Visualization of synchronized field data

fig, ax1 = plt.subplots(figsize=(12, 6))

# NDVI Plot
color_ndvi = 'forestgreen'
ax1.set_xlabel('Date')
ax1.set_ylabel('NDVI', color=color_ndvi, fontsize=12)
ax1.plot(vv_time_datetime, ndvi, color=color_ndvi, marker='o', linewidth=2, label='NDVI')
ax1.tick_params(axis='y', labelcolor=color_ndvi)
ax1.set_ylim(0, 1)

# Backscatter Plot
ax2 = ax1.twinx()
color_vv = 'royalblue'
ax2.set_ylabel('VV Backscatter [dB]', color=color_vv, fontsize=12)
ax2.plot(vv_time_datetime, 10 * np.log10(vv), color=color_vv, marker='s', linestyle='--', label='VV Radar')
ax2.tick_params(axis='y', labelcolor=color_vv)

# Titel und Layout
plt.title(f"Synchronized time series - Field Number: {str(single_field.NUMMER.values)}", fontsize=14)
fig.tight_layout()
plt.show()
../_images/9c981a7d0eea644bc1f48f912389c1cf97e72ca09f6fe6f1fd567d4cf0e5c42f.png

6. Inversion

Retrieval of soil moisture with RT-model combination Oh92+WCM

6.1 Parametrization

Define which RT models should be used (example combination of surface: Oh92 and canopy: SSRT)

# Choose models (surface: Oh92; canopy: watercloud)
#------------------------------------------------------------------
canopy = 'water_cloud' # other options are 'turbid_rayleigh' or 'water_cloud' 
surface = 'Oh92' # other options are 'Oh04", 'Dubois95', 'I2EM', 'WaterCloud'
models = {'surface' : surface, 'canopy' : canopy}
pol='vv' # use of Vertical-Vertical polarization due to its sensitivity to soil moisture

Define model parameters.

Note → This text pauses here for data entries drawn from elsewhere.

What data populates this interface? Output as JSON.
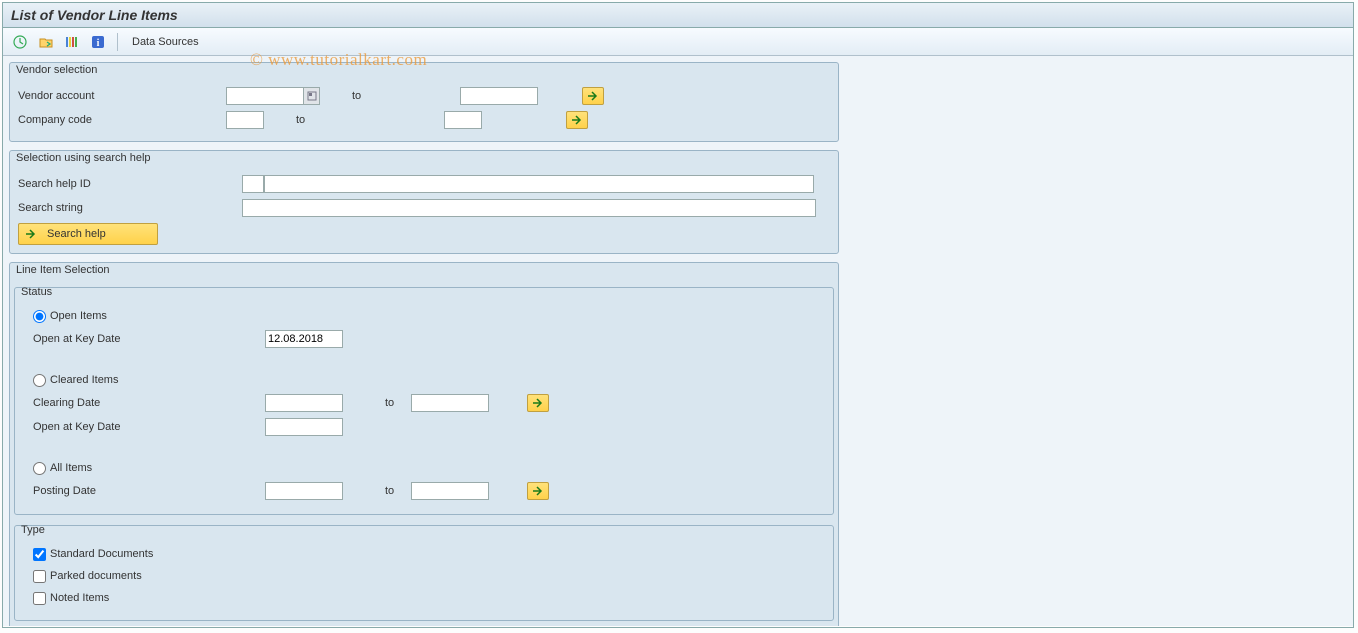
{
  "title": "List of Vendor Line Items",
  "toolbar": {
    "data_sources": "Data Sources"
  },
  "watermark": "© www.tutorialkart.com",
  "vendor_selection": {
    "title": "Vendor selection",
    "vendor_account_label": "Vendor account",
    "vendor_from": "",
    "vendor_to": "",
    "company_code_label": "Company code",
    "company_from": "",
    "company_to": "",
    "to_text": "to"
  },
  "search_help": {
    "title": "Selection using search help",
    "id_label": "Search help ID",
    "id_value": "",
    "string_label": "Search string",
    "string_value": "",
    "button_label": "Search help"
  },
  "line_item": {
    "title": "Line Item Selection",
    "status": {
      "title": "Status",
      "open_items": "Open Items",
      "open_key_date_label": "Open at Key Date",
      "open_key_date": "12.08.2018",
      "cleared_items": "Cleared Items",
      "clearing_date_label": "Clearing Date",
      "clearing_date_from": "",
      "clearing_date_to": "",
      "open_key_date2_label": "Open at Key Date",
      "open_key_date2": "",
      "all_items": "All Items",
      "posting_date_label": "Posting Date",
      "posting_date_from": "",
      "posting_date_to": "",
      "to_text": "to",
      "selected": "open"
    },
    "type": {
      "title": "Type",
      "standard": "Standard Documents",
      "parked": "Parked documents",
      "noted": "Noted Items",
      "standard_checked": true,
      "parked_checked": false,
      "noted_checked": false
    }
  }
}
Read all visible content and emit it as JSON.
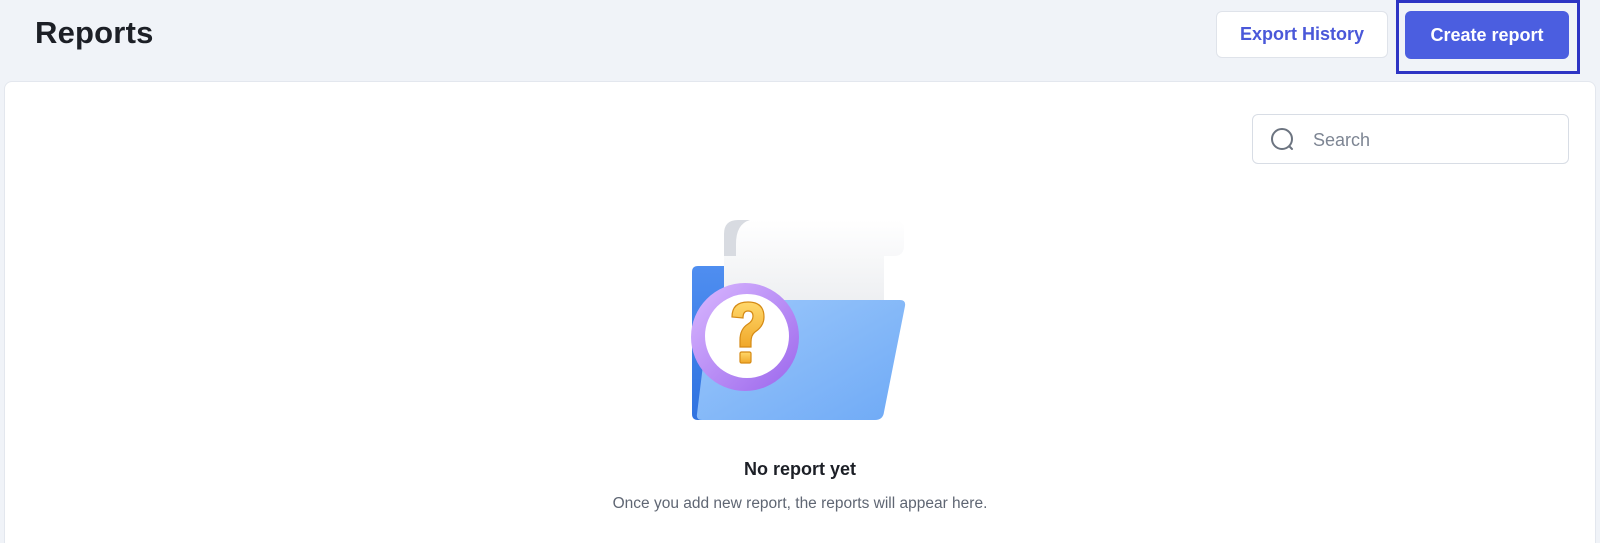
{
  "header": {
    "title": "Reports",
    "export_history_label": "Export History",
    "create_report_label": "Create report"
  },
  "search": {
    "placeholder": "Search",
    "value": ""
  },
  "empty_state": {
    "illustration": "folder-question-icon",
    "title": "No report yet",
    "description": "Once you add new report, the reports will appear here."
  },
  "colors": {
    "accent": "#4b5ee0",
    "accent_text": "#4a58d9",
    "highlight_border": "#2d34c4",
    "background": "#f0f3f8"
  }
}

For the parameter soil moisture (sm) a synthetic time series is created

# model parameter Oh92 (surface part)
#----------------------
freq = 5.405           # Frequency in GHz (C-band, typical for Sentinel-1)
s = 0.02              # Surface roughness (m)
clay = 0.0738          # Clay fraction (0-1)
sand = 0.2408          # Sand fraction (0-1)
bulk = 1.45            # Soil bulk density (g/cm3)
theta = inc_rad # Incidence angle in radians

# Generating a synthetic time series of soil moisture
sm_truth = np.random.uniform(low=0.05, high=0.35, size=(50,))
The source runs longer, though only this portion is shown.